March 7, 2016
Local leaders are coming out against their states' governors over deportation relief.
Leaders from nearly 120 cities and counties are backing deportation relief for undocumented immigrants in a case before the U.S. Supreme Court -- many of them in opposition to governors of their states.
A coalition of cities and counties, along with the U.S. Conference of Mayors and the National League of Cities, will file a brief on Tuesday urging the Supreme Court to side against states that sued to block President Barack Obama's executive actions on immigration. Those policies have been on hold for more than a year, leaving millions of undocumented immigrants unsure whether they will be granted temporary work authorization and deportation reprieve.
The Supreme Court is set to hear hear arguments on Texas v. United States on April 18. Texas and 25 other states argue in the lawsuit that Obama overstepped his authority with the deportation relief, which they claim would harm local governments that would have to provide services, such as granting driver's licenses, for more people.

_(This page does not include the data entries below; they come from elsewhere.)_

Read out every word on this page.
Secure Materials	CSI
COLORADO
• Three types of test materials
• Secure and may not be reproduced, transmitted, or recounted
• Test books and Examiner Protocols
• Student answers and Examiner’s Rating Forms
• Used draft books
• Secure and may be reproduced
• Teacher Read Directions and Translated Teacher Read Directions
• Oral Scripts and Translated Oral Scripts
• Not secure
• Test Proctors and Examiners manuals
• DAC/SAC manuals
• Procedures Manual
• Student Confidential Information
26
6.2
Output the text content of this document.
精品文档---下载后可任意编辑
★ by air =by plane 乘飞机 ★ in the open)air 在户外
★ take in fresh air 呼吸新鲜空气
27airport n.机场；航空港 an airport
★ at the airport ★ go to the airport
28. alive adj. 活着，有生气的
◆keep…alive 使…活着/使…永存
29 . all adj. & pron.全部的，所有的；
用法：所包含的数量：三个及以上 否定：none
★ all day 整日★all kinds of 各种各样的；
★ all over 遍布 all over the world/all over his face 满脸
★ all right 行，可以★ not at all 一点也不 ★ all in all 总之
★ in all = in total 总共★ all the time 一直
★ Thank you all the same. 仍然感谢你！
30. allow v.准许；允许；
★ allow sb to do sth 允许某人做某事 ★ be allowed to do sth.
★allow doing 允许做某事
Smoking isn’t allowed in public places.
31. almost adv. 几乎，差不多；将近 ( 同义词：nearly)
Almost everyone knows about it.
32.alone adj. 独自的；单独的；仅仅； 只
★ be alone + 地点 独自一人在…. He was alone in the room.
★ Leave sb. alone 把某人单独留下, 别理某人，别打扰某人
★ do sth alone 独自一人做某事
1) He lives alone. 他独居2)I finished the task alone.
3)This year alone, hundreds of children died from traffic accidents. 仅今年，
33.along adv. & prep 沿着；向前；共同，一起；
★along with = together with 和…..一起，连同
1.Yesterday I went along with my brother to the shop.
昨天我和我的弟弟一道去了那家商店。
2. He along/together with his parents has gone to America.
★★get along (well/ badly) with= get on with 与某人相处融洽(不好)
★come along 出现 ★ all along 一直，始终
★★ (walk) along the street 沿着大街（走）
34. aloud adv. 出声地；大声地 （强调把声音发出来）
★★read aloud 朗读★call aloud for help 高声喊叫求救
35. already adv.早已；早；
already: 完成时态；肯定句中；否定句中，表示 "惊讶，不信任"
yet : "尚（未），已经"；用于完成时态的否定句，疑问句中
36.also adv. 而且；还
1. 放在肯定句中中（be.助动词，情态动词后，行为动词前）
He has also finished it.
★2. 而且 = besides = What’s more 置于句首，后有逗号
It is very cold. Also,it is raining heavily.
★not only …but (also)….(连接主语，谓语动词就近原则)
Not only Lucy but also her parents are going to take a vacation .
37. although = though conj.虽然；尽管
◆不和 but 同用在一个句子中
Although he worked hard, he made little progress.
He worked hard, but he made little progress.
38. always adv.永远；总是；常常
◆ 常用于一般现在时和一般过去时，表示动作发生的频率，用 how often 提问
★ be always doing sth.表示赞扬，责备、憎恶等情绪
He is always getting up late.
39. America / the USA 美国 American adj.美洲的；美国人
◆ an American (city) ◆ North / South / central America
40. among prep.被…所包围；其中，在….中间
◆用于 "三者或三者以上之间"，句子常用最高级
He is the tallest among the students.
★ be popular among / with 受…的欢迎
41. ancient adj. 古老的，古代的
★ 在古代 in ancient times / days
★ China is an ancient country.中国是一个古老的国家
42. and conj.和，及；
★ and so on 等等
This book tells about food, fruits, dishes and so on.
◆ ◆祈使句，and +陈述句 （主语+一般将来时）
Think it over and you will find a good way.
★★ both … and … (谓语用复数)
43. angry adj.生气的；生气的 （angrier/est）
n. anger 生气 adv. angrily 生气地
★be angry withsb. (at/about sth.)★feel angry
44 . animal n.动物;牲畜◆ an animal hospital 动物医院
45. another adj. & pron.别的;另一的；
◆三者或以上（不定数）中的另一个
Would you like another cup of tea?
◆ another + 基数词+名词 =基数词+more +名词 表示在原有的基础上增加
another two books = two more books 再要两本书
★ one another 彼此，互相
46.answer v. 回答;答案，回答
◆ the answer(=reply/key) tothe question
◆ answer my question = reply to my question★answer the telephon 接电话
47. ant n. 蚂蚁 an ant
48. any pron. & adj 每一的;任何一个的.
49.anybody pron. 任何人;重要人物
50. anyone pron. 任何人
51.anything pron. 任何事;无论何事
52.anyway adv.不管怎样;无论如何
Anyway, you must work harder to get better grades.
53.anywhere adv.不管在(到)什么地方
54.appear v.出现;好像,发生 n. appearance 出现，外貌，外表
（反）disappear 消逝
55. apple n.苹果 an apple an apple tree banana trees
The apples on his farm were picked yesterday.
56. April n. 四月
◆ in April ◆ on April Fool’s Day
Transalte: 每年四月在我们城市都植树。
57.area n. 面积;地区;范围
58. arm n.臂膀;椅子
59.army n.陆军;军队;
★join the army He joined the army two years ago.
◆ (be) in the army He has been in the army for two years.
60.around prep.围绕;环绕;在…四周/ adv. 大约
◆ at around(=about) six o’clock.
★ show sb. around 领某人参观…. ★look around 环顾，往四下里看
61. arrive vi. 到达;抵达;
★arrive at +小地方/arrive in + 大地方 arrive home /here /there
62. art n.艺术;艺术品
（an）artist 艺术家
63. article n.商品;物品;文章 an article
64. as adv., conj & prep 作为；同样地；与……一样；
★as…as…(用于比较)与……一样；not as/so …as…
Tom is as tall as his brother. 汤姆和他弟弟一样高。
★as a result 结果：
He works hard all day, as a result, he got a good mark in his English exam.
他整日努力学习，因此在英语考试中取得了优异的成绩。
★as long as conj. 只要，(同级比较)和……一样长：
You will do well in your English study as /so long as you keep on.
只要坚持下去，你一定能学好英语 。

Many mayors and city councils disagree, highlighting a schism between governors and local government leaders over immigration in more than half of the states that joined the lawsuit.
The conflict is not just governors being contradicted by small-time local leaders. In many cases, it's leaders from their state's most populous cities. Houston Mayor Sylvester Turner (D) and Austin Mayor Steve Adler (D) are going against Texas Gov. Greg Abbott (R), for example, and Atlanta Mayor Kasim Reed (D) is challenging Georgia Gov. Nathan Deal (R).
In total, 44 of the cities and counties that signed onto the amicus brief are from states that either are plaintiffs on the Texas v. USA lawsuit or support it, according to the pro-immigration reform coalition Cities for Action, which organized the filing.
The group said the localities involved in the brief are home to about 15 million immigrants, including more than 1.5 million who could benefit from Obama's programs. Allowing the programs to move forward would make the localities safer and provide them with revenue, they argue.
"Immigrants are part of the economic and social fabric of our cities and nation. ... But the long-delayed implementation of the President’s executive action is tearing those families and our communities apart," New York City Mayor Bill de Blasio (D) said in a statement.
De Blasio, Los Angeles Mayor Eric Garcetti (D), and the mayors of Atlanta, Austin and Birmingham, Alabama, organized the brief.
More than 70 cities and counties signed onto a previous amicus brief opposing the lawsuit last year, when it was before an appeals court.
Others have come to the defense of Obama's plans for the Deferred Action for Parents of Americans and Lawful Permanent Residents program, or DAPA, and an expansion of the Deferred Action for Childhood Arrivals program, or DACA.
Thirty-four Senate Democrats and 184 House Democrats filed an amicus brief in December, and a dozen states filed a previous brief in the lower courts. A number of advocacy groups have organized other actions that argue for deportation relief.
The House of Representatives as a whole may go in the other direction, arguing with the 26 states that contend Obama's actions were unconstitutional. House Speaker Paul Ryan (R-Wis.) said the chamber will take a "very extraordinary step" and vote on a resolution that would allow them to file an amicus brief on behalf of the House.
Congressional Democrats, 186 in the House and 39 in the Senate, announced plans Tuesday to file a new brief in the Supreme Court. The brief will argue that "Congress ... encouraged the Executive to use its resources in a rational and effective manner on cases in which the nation’s interest in removal is strongest, to provide the maximum return on Congress’s sizeable but necessarily limited investment in immigration enforcement," according to a press release from Democratic leaders.